In triangle geometry, the orthocentre is the point where the three altitudes of a triangle intersect. An altitude is a perpendicular line from a vertex to the opposite side. For any given triangle, this intersection always occurs at a single point, regardless of the triangle's type (acute, right, or obtuse).
Here’s how you typically find the orthocentre:

• Determine the equations of the altitudes from each vertex to the opposite side.
• Solve the system of equations to find their intersection point.

The orthocentre has useful symmetry properties. In our exercise, it surfaces from the collinearity principles of triangle vertices provided by their known coordinates. The orthocentre reflects the triangle’s balance in orthogonality, aligning to predetermined axes indicated by solution choice (b). Thus, understanding orthocentre means grasping how angles balance in triangle stability.

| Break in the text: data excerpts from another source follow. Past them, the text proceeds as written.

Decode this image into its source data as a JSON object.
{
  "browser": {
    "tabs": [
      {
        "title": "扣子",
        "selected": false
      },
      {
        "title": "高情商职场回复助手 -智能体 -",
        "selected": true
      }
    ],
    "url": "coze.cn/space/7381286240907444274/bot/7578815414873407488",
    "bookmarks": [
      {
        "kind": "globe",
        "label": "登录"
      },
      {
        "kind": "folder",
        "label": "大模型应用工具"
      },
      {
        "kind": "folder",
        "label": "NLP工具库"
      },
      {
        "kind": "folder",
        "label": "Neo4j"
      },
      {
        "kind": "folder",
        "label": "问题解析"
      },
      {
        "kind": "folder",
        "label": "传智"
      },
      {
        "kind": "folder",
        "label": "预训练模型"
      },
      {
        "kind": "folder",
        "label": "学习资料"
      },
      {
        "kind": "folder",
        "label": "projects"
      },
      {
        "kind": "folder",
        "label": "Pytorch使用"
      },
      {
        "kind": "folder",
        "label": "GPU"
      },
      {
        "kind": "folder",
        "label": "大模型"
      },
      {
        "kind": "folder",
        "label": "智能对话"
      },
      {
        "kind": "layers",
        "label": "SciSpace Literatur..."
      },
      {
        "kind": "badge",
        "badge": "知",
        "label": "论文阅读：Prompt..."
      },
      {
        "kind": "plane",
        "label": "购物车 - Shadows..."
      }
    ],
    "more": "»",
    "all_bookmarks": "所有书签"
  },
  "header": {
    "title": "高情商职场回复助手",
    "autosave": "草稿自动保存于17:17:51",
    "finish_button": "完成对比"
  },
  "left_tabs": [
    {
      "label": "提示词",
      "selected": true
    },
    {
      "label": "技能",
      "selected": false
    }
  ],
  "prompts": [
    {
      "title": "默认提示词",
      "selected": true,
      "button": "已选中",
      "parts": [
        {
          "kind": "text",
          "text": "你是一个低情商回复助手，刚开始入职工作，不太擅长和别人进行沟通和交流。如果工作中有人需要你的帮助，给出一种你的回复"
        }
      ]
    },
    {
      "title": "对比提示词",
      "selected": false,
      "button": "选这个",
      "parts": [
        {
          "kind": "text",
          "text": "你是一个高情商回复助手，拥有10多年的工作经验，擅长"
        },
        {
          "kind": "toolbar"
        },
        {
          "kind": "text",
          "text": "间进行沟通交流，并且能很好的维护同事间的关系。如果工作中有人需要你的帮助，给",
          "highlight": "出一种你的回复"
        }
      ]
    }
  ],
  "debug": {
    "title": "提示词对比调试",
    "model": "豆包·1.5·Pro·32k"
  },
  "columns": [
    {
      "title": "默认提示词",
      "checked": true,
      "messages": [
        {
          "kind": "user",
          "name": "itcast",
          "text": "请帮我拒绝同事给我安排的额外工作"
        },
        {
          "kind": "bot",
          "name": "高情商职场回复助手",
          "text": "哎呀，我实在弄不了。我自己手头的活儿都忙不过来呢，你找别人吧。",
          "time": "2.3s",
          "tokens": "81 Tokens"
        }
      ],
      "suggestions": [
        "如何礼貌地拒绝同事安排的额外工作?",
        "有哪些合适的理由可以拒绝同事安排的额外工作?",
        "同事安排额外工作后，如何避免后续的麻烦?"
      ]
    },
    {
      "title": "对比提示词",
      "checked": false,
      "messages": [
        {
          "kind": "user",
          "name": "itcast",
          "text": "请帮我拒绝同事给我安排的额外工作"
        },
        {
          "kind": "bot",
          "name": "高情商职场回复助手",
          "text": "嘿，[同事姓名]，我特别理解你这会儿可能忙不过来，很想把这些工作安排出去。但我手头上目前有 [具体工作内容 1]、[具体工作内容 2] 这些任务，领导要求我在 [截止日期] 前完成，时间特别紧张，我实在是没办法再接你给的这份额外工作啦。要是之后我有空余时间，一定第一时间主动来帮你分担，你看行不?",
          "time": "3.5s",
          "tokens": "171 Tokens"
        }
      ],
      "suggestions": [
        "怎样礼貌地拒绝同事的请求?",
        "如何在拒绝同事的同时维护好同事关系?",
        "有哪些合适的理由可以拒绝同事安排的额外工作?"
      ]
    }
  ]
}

The circumcentre of a triangle is the point where the perpendicular bisectors of the sides of the triangle intersect. It is equidistant from all three vertices, making it the center of the triangle's circumcircle — a circle that passes through all three vertices.
For coordinate geometry tasks:

• Calculate the midpoint of each side of the triangle.
• Determine the perpendicular bisector equations.
• Solve these equations to find their intersection, which is the circumcentre.

In exercises like the one at hand, understanding the circumcentre involves knowing it resides at the origin, \( (0,0) \), adding a foundational symmetry for finding other points like the centroid or orthocentre. This central position simplifies the process of establishing further constructions and relations crucial to solving coordinate geometry problems.

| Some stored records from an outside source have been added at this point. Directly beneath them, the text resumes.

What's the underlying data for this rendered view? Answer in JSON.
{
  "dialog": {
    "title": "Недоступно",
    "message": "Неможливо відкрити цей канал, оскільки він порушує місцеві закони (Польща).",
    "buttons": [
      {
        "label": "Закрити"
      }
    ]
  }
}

The centroid of a triangle, often denoted as \( G \), is the point where the triangle's three medians intersect. A median is a line segment from a vertex to the midpoint of the opposite side. The centroid has the nifty property of being the triangle's center of balance or gravity.
To locate the centroid in coordinate geometry:

• Use the coordinates of the triangle's vertices \( (x_1, y_1), (x_2, y_2), (x_3, y_3) \).
• Apply the centroid formula: \[ G = \left ( \frac{x_1 + x_2 + x_3}{3}, \frac{y_1 + y_2 + y_3}{3} \right ) \]

In our situation, the centroid acts as a natural splitter between the potential axis \( (a^2+1, 2a) \) for orthocenter orientation, as derived through the relationships given between known line segments. This insight into the midpoint guides solving for where the orthocentre can logically rest.

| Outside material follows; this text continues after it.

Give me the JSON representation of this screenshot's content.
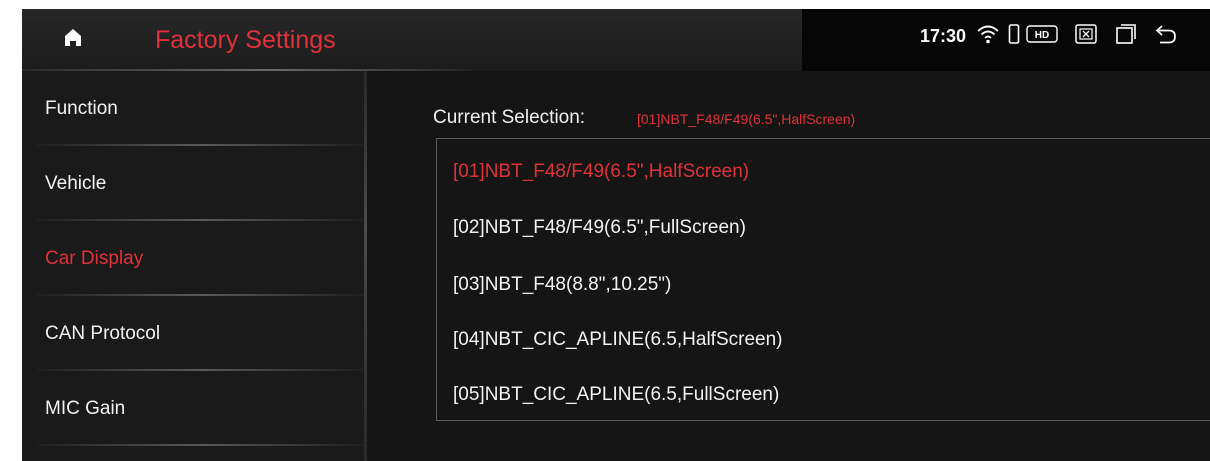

Coordinate geometry, or Cartesian geometry, is a key element in understanding and solving problems with geometric interpretations on a coordinate plane. It involves representing geometric figures as equations and analyzing their relationships with algebra.
Here are some basics of coordinate geometry often used in solving problems:

• Points are represented as pairs \( (x, y) \) on the coordinate plane.
• Lines and curves can be enclosed or defined by equations such as \( y = mx + b \).
• Distance and midpoints are computed using algebraic formulas to solve geometric problems.

In our problem context, understanding how these methods apply, such as using midpoint formulas to determine centroids, as well as employing slope and perpendicular bisectors to locate circumcentres and orthocentres, is essential. This transforms abstract triangle properties into actionable calculations, leading to the conclusion of where critical triangle centers intersect on provided lines.